President Trump lauded the growth of Americans’ 401(k)s and pensions during his first State of the Union address. “But while many Americans’ retirement savings continue to thrive, it is imperative that these financial gains are preserved for the long term,” the coalition said in a statement. The statement was released on the one-year anniversary of Trump’s presidential memorandum ordering a review of the DOL’s fiduciary rule.

“The American people deserve to get a good deal when they seek advice for retirement savings,” the coalition statement said. “The coalition calls on the president and his regulatory agencies to prioritize full implementation of a fiduciary standard of care to prevent conflicted financial advice and protect Americans’ hard-earned savings.”

New rules would require advisors and, for the first time, registered reps to put clients “best interests” above their own. The delays mean that there is a dearth of protections for investors—many of whom have experienced a significant growth in their retirement accounts in the past year and need financial advice.

“One year ago, the president submitted a presidential memorandum to the Labor secretary to review its fiduciary rule. Since then, the DOL has delayed the full implementation of the rule—which already addresses concerns raised by lawmakers, regulators, financial industry organizations, public interest groups and consumers—and unnecessarily jeopardizes the financial well-being of millions of Americans, who lose billions of dollars each year because of conflicts of interest. Continued delay of this important measure denies millions of people the retirement security that they deserve,” the coalition said.

The DOL has extended the review of the conflicts of interest and disclosure sections of its rule—which applies only to qualified retirement assets—until July 2019. The DOL rules go beyond disclosure and actually set a higher bar than current SEC rules do for advisors wanting to sell certain products such as variable annuities.

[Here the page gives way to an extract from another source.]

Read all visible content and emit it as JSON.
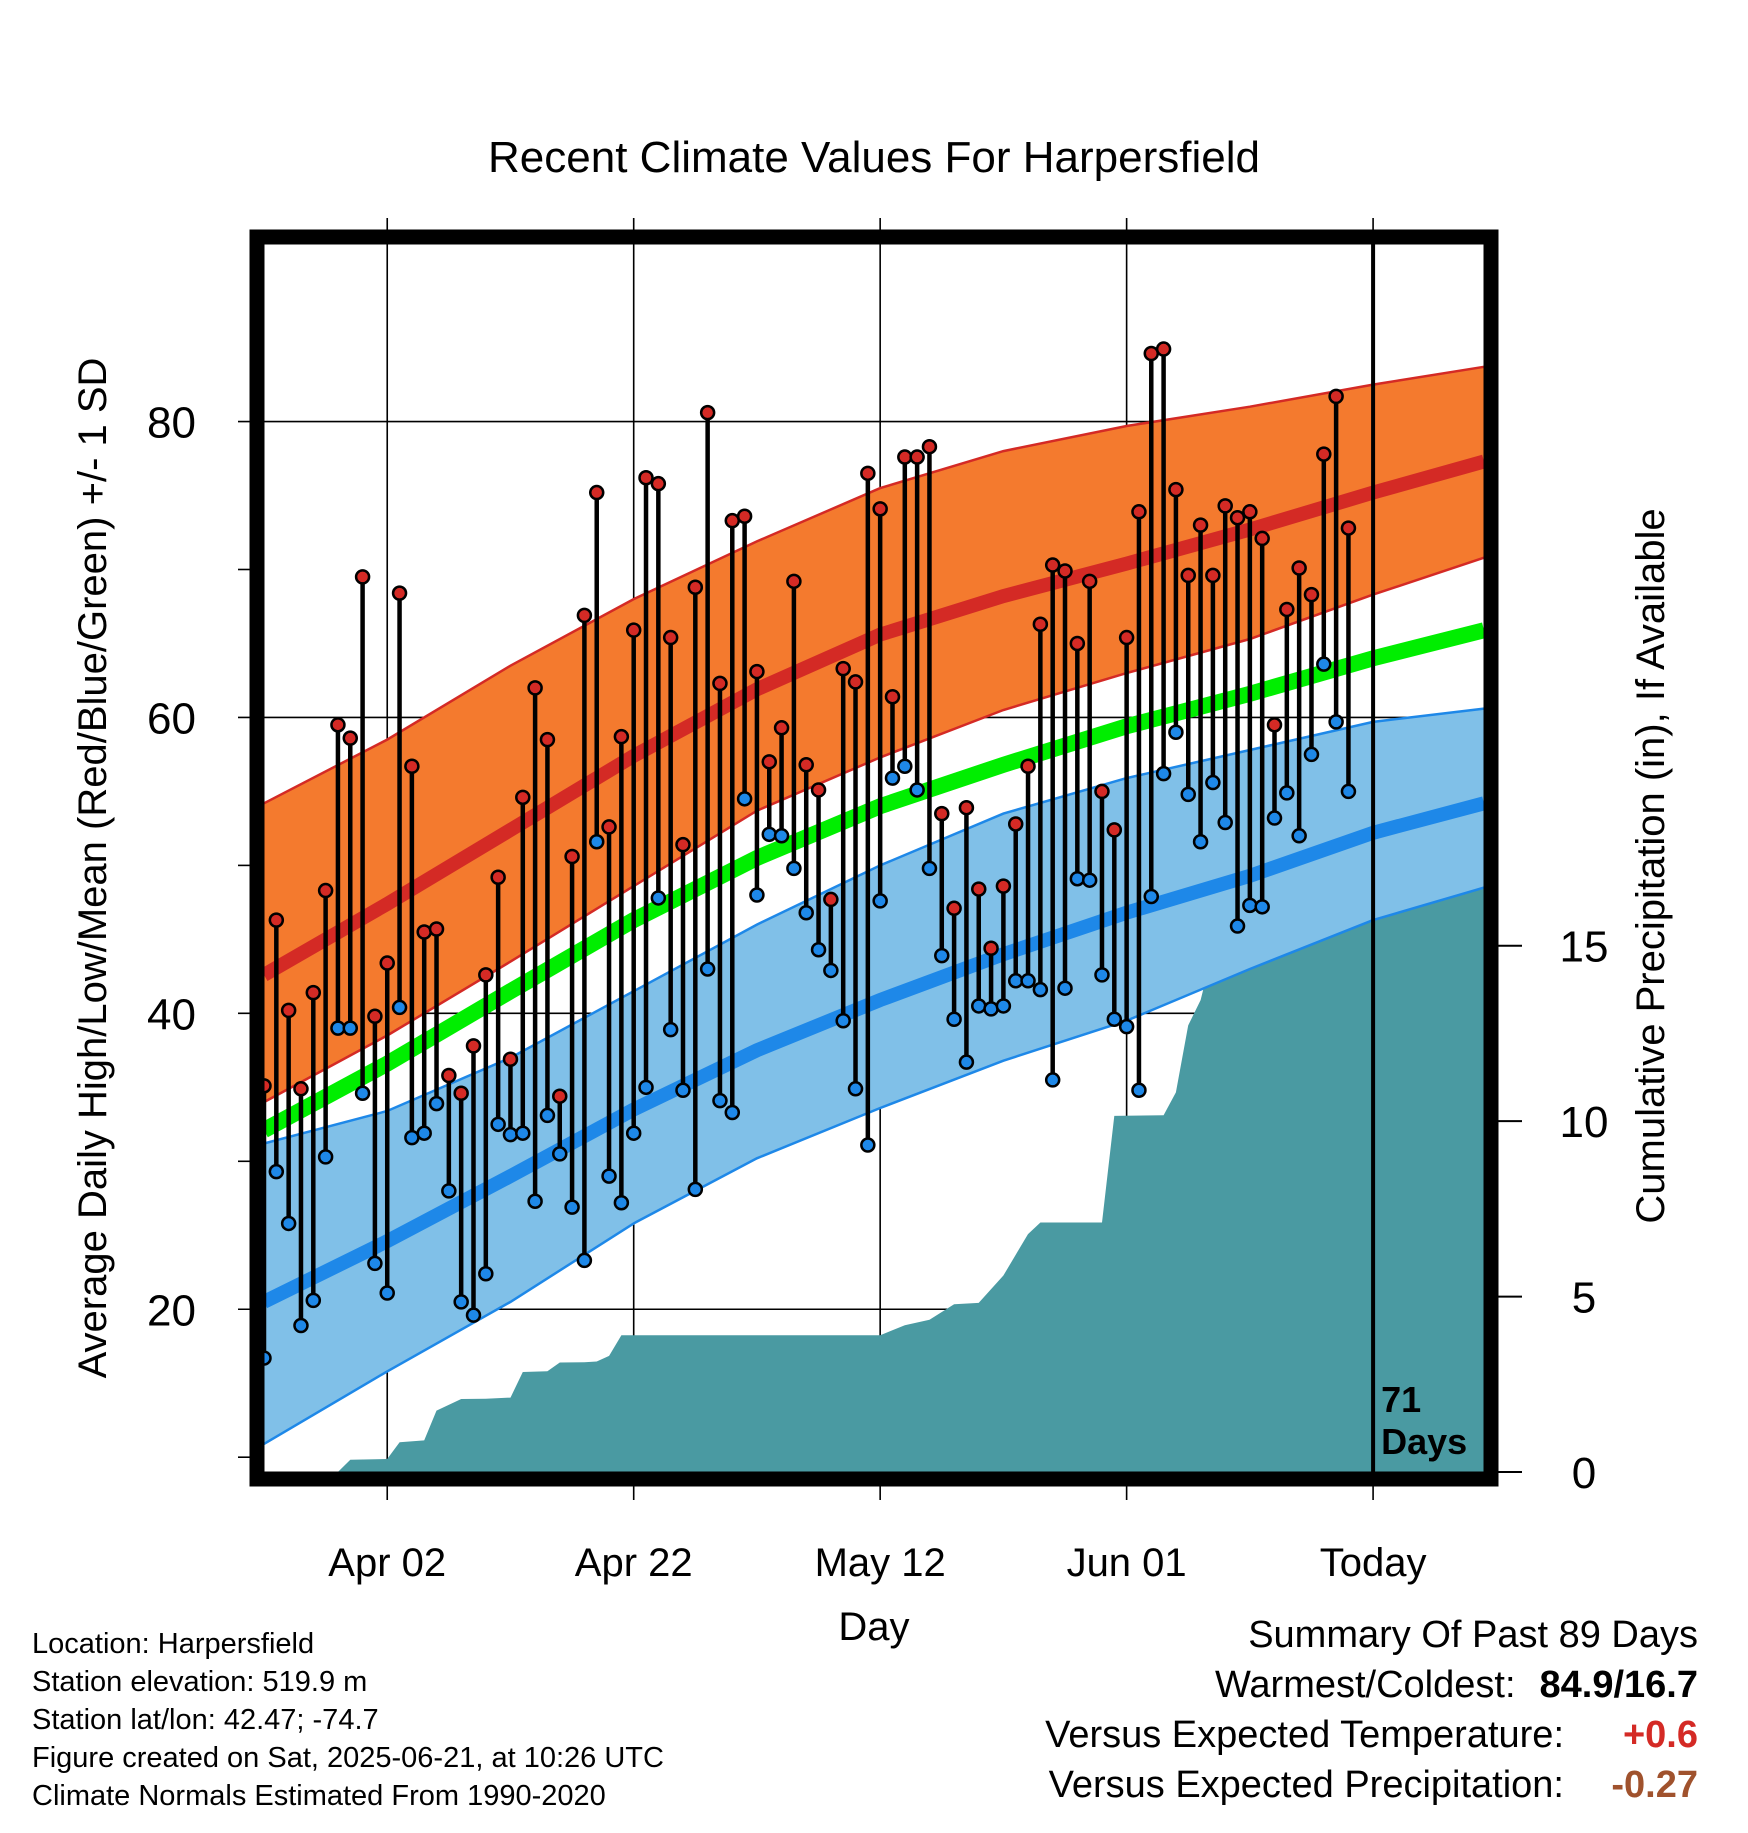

As wirehouse and bank brokers move headlong into the fee-based advice business, they are operating without consumer protection standards that require them to put investors’ best interests first. The SEC has been debating an expanded fiduciary rule that would apply to brokers (advisors already have a legal fiduciary standard) for more than a decade. The agency says now it plans to propose a rule by the second quarter of this year.

But lockstep fiduciary rules from both agencies are the best protection for investors, the group said.